Harry Ransom Center (born-digital)

contributed by Gabriela Redwine (gredwine@mail.utexas.edu)

  • How much storage do you need now?
    • 10 GB each on 1 preservation store and 2 backup stores, all of which are external hard drives. This includes files from the small portion of born-digital holdings that we've processed. The content of the majority of our digital media has not yet been captured.
  • How much digital material do you estimate you will acquire in 5 years?
    • Most of what we have now is 5.25- and 3.5-inch disks and other "legacy" media and computers--in other words, media with fairly limited storage capacity. Once we begin to receive modern hard drives and flash drives, our storage needs will increase significantly. So even if the volume of digital media decreases (i.e., we receive fewer individual disks, CDs, etc.), the storage capacity of each item will increase.
  • How readily do you need access to the storage?
    • I need weekly access to each store to run my weekly fixity checks. I need on-demand access to one backup store in the event that I need to fill a request from a staff member or patron. And I need on-demand access to all three stores so that I can add materials as I process additional disks. I also need on-demand access to the "mobile storage" (e.g., flash drive) that I use to transfer files from one workstation to another at different stages of the capture and migration processes.

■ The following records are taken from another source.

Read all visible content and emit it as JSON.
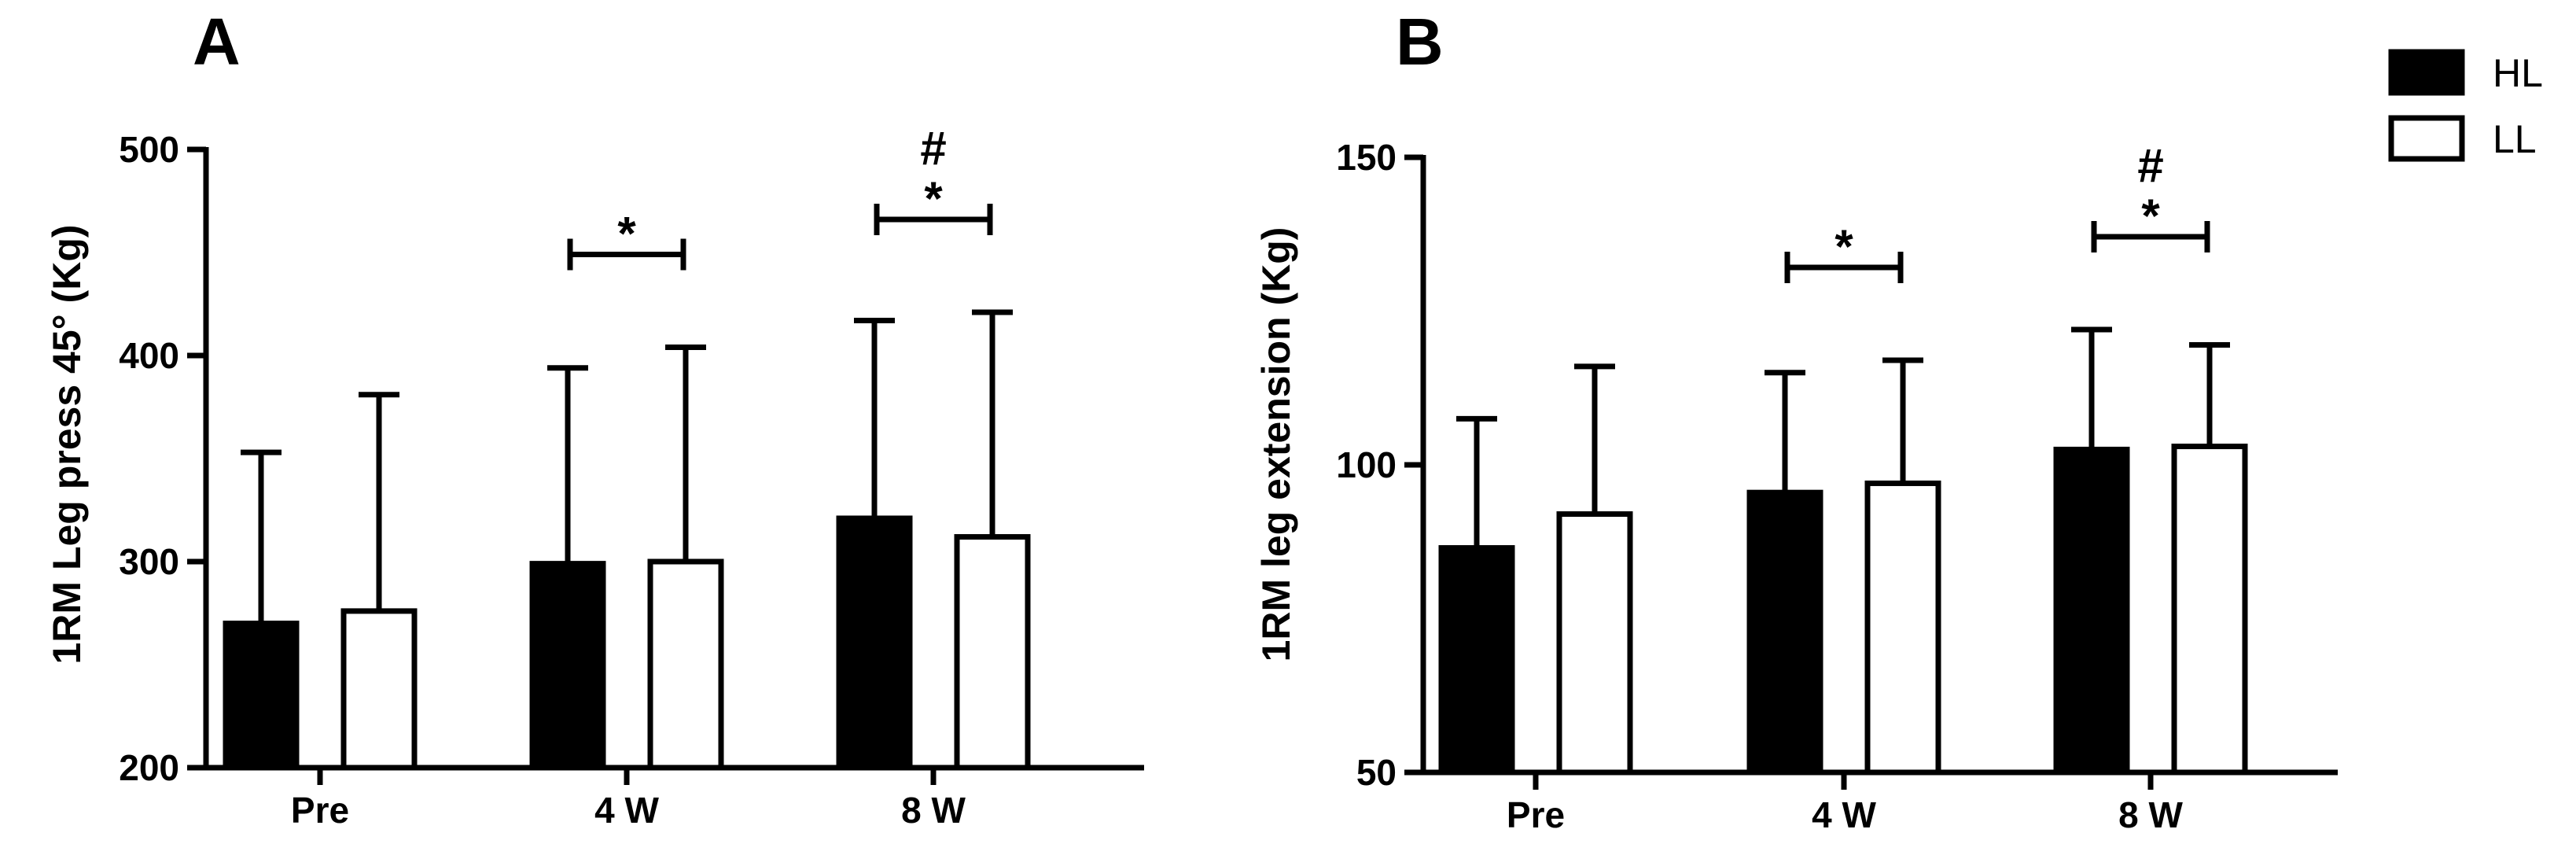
{
  "chart_data": [
    {
      "panel": "A",
      "type": "bar",
      "title": "",
      "xlabel": "",
      "ylabel": "1RM Leg press 45° (Kg)",
      "ylim": [
        200,
        500
      ],
      "yticks": [
        200,
        300,
        400,
        500
      ],
      "categories": [
        "Pre",
        "4 W",
        "8 W"
      ],
      "series": [
        {
          "name": "HL",
          "fill": "#000000",
          "values": [
            270,
            299,
            321
          ],
          "sd": [
            83,
            95,
            96
          ]
        },
        {
          "name": "LL",
          "fill": "#ffffff",
          "values": [
            276,
            300,
            312
          ],
          "sd": [
            105,
            104,
            109
          ]
        }
      ],
      "annotations": [
        {
          "category": "4 W",
          "bracket": true,
          "marks": [
            "*"
          ]
        },
        {
          "category": "8 W",
          "bracket": true,
          "marks": [
            "*",
            "#"
          ]
        }
      ]
    },
    {
      "panel": "B",
      "type": "bar",
      "title": "",
      "xlabel": "",
      "ylabel": "1RM leg extension  (Kg)",
      "ylim": [
        50,
        150
      ],
      "yticks": [
        50,
        100,
        150
      ],
      "categories": [
        "Pre",
        "4 W",
        "8 W"
      ],
      "series": [
        {
          "name": "HL",
          "fill": "#000000",
          "values": [
            86.5,
            95.5,
            102.5
          ],
          "sd": [
            21,
            19.5,
            19.5
          ]
        },
        {
          "name": "LL",
          "fill": "#ffffff",
          "values": [
            92,
            97,
            103
          ],
          "sd": [
            24,
            20,
            16.5
          ]
        }
      ],
      "annotations": [
        {
          "category": "4 W",
          "bracket": true,
          "marks": [
            "*"
          ]
        },
        {
          "category": "8 W",
          "bracket": true,
          "marks": [
            "*",
            "#"
          ]
        }
      ]
    }
  ],
  "legend": {
    "position": "top-right",
    "entries": [
      {
        "label": "HL",
        "fill": "#000000"
      },
      {
        "label": "LL",
        "fill": "#ffffff"
      }
    ]
  }
}
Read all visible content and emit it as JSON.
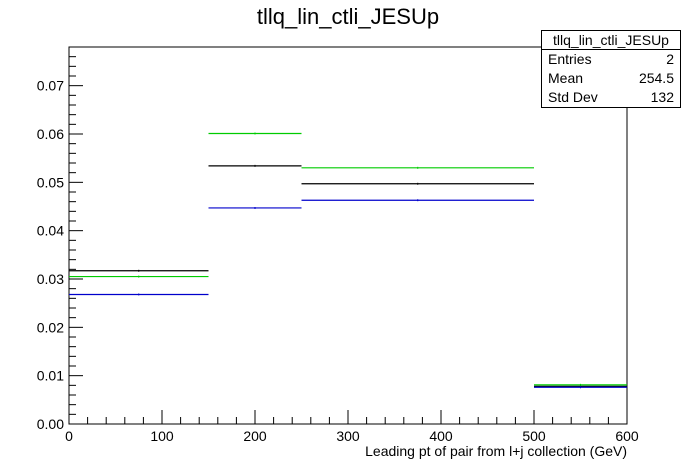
{
  "chart_data": {
    "type": "step",
    "title": "tllq_lin_ctli_JESUp",
    "xlabel": "Leading pt of pair from l+j collection (GeV)",
    "ylabel": "",
    "xlim": [
      0,
      600
    ],
    "ylim": [
      0,
      0.078
    ],
    "x_ticks": [
      0,
      100,
      200,
      300,
      400,
      500,
      600
    ],
    "y_ticks": [
      0,
      0.01,
      0.02,
      0.03,
      0.04,
      0.05,
      0.06,
      0.07
    ],
    "bin_edges": [
      0,
      150,
      250,
      500,
      600
    ],
    "series": [
      {
        "color": "#000000",
        "values": [
          0.0317,
          0.0534,
          0.0497,
          0.0078
        ]
      },
      {
        "color": "#00cc00",
        "values": [
          0.0305,
          0.0601,
          0.053,
          0.0081
        ]
      },
      {
        "color": "#0000cc",
        "values": [
          0.0268,
          0.0447,
          0.0463,
          0.0076
        ]
      }
    ],
    "grid": false
  },
  "stats_box": {
    "name": "tllq_lin_ctli_JESUp",
    "entries_label": "Entries",
    "entries_value": "2",
    "mean_label": "Mean",
    "mean_value": "254.5",
    "stddev_label": "Std Dev",
    "stddev_value": "132"
  }
}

    • At this point, I do not want my storage to be accessible via a network. In the future, only the "grey" store (i.e., the storage from which staff and the DAMS pull files) will be connected to a network.
    • Only myself, the head of Tech. Services, and the head of my department (M&A) will have permission to access the preservation store. Other staff will have limited access to the grey store, as will the DAMS. Student workers and interns may also have some level of access in the future, as needed.
  • What security concerns do you have?
    • My security concerns include old computer viruses that might not be recognized by more modern anti-virus software. I am also concerned to keep all preservation copies of born-digital materials (including copies that result from migration) separate from digital surrogates.
  • Taking a risk management perspective, what risk (if any) of data loss are you willing to assume?
    • I am not willing to risk any data loss for our preservation masters of original copies or migrated copies. Minimal tolerance for loss in access copies. The 2nd backup store is currently our oldest external hard drive. The first time my weekly fixity checks reveal a problem with the files on that store, I will transfer everything to a new external hard drive and replace the degraded file(s) with copies from one of the other two stores.
  • What functionalities are you looking to come with your storage?
    • Automating and documenting fixity checks. It takes me 6 hours a week to generate checksums of the three stores for our fixity checks, so having a server with USB ports for all three of the external hard drives and a script (or something) to (1) automate the entire checksum generation/fixity check process AND (2) generate appropriate documentation would save me a lot of time.
    • Also, once I create a package that I want to commit to storage, it would be nice to have something in place that would send that package to all three stores, verify its checksum upon arrival, and document the (successful or unsuccessful) transfer process. Currently I do all of that manually.